Later in 1919, when the Allied powers occupied Istanbul in the wake of World War I, Rassim went back to Rome, divorced her husband and mingled with the fascist cultural elite under the fast-rising Benito Mussolini. She became friendly with the poet Gabriele D’Annunzio and the sculptor Renato Brozzi, and through their connections she painted a portrait of Mussolini himself.
She also tried to open an art academy for Turkish students in Rome and painted a portrait of the new Turkish president, Mustafa Kemal Ataturk, to convince him of her abilities and perhaps to charm him. Unable to gain his favour, though, she left Europe in 1927 for the United States to pursue her artistic ambitions there. She found work as a high school art teacher in Connecticut.

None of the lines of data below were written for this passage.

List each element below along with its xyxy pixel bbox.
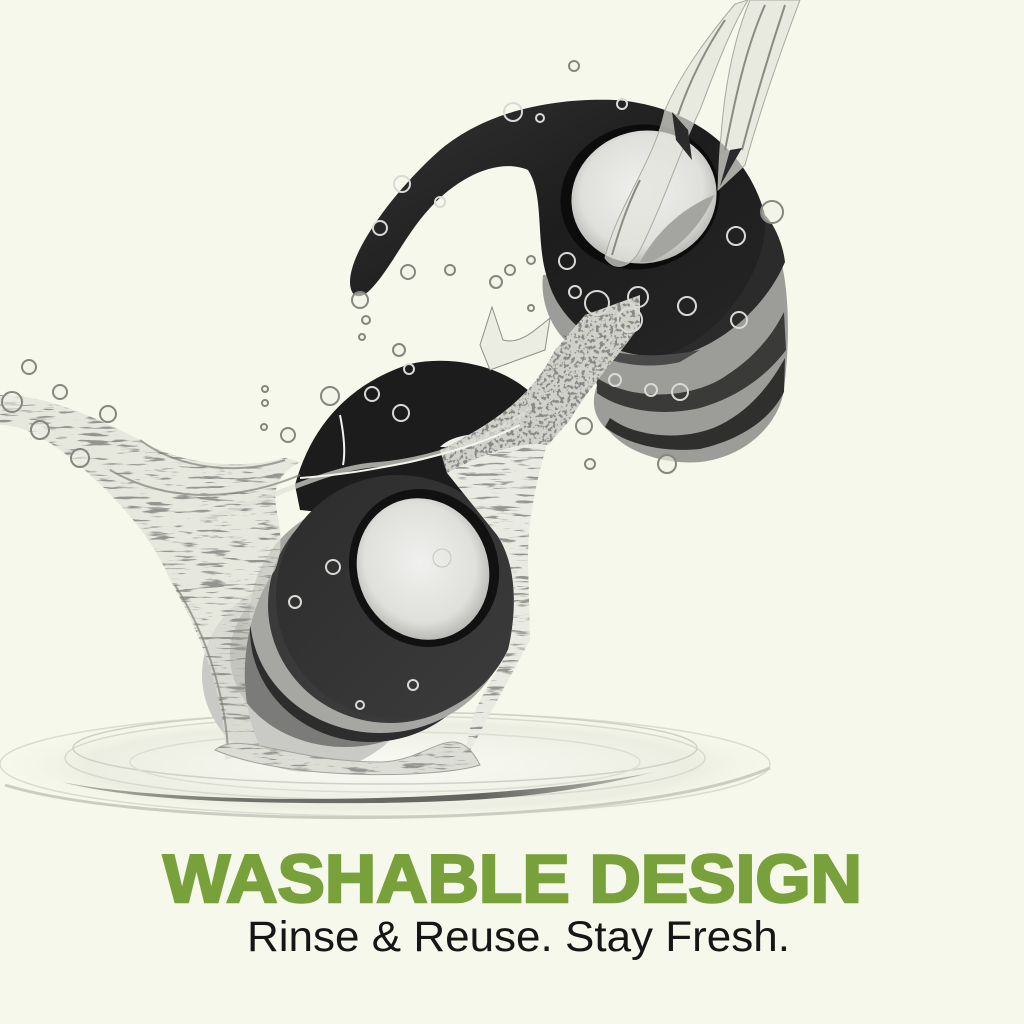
lower plug stem	[295, 361, 545, 520]
lower earplug	[202, 361, 545, 772]
water droplets on background	[2, 61, 783, 473]
splash right sheet	[447, 435, 548, 760]
upper earplug	[350, 100, 788, 463]
subtitle: Rinse & Reuse. Stay Fresh.	[247, 913, 790, 961]
water droplets on plugs	[289, 99, 747, 709]
water pool with ripples	[0, 709, 795, 823]
upper plug dome	[544, 107, 736, 287]
splash crossing ribbon	[200, 410, 530, 520]
stream ribbon left	[605, 0, 748, 266]
splash base	[215, 742, 480, 775]
splash left sheet	[0, 395, 300, 760]
splash thin jet	[480, 307, 550, 370]
upper plug rib stack	[542, 215, 788, 463]
stream ribbon right	[718, 0, 800, 190]
title: WASHABLE DESIGN	[163, 841, 862, 917]
stem inner highlight	[440, 430, 490, 447]
lower plug ribs	[202, 487, 512, 772]
splash arm	[440, 295, 640, 473]
water splash crown	[0, 295, 640, 775]
upper plug hook and head	[350, 100, 765, 356]
head lower sheen	[563, 335, 700, 366]
lower plug dome	[323, 464, 525, 672]
dome water tint	[640, 195, 714, 262]
lower plug body	[276, 475, 520, 719]
pouring water stream	[605, 0, 800, 266]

“I did not come to the United States as a famished immigrant to make money,” she wrote in 1935 in a letter to Hamilton Holt, the dean of Rollins College, near Orlando, Florida, “but had an ideal in mind: to be considered among the talented people.”
Rollins had offered her a teaching job, but she wasn’t able to accept it because of her immigration status.
“As an immigrant woman artist, the post-Depression era was especially hard for Rassim,” Dagoglu said, “but she was a resilient and resourceful artist with a knack for marketing.”
As she sought to build a career, she moved to New York, where she highlighted her Turkish nobility, calling herself Princess Alciba, her Abkhazian family name. She held salons at her Manhattan home and participated in group and solo exhibitions in galleries.
In April 1932, for the poet Edwin Markham’s 80th birthday celebration at Carnegie Hall, she presented him with his portrait as a gift in front of 2,000 people.
But despite her moderate success, she struggled to support herself. In September 1932, to pay her debtors, the New York City marshal auctioned off her portrait of Franklin D. Roosevelt for $40 ($688 in today’s dollars). She had valued the painting at $2,000 (about $37,500 today).
Dagoglu said that after Thomas Edison died in 1931, Rassim tried to sell a portrait of him to his family, saying in a letter that he had posed for her. But Dagoglu found that she had actually based the painting on a photograph.
That portrait, showing Edison deep in thought in his lab, was rediscovered in 2011 and is now at the Cornell Fine Arts Museum at Rollins College.
In 1931, she married Salvatore Virzi, a singer at the Metropolitan Opera. She became a US citizen in 1943.
Rassim died in 1954. She was about 69. She was believed to have been buried in a potter’s field in or near New York, but Dagoglu was unable to find any records of any of the names that Rassim might have used.
Many of the paintings she made in the United States are considered missing—she was a poor record keeper and newspaper accounts say that her studio was once robbed—but, like the Edison painting, they are slowly being found.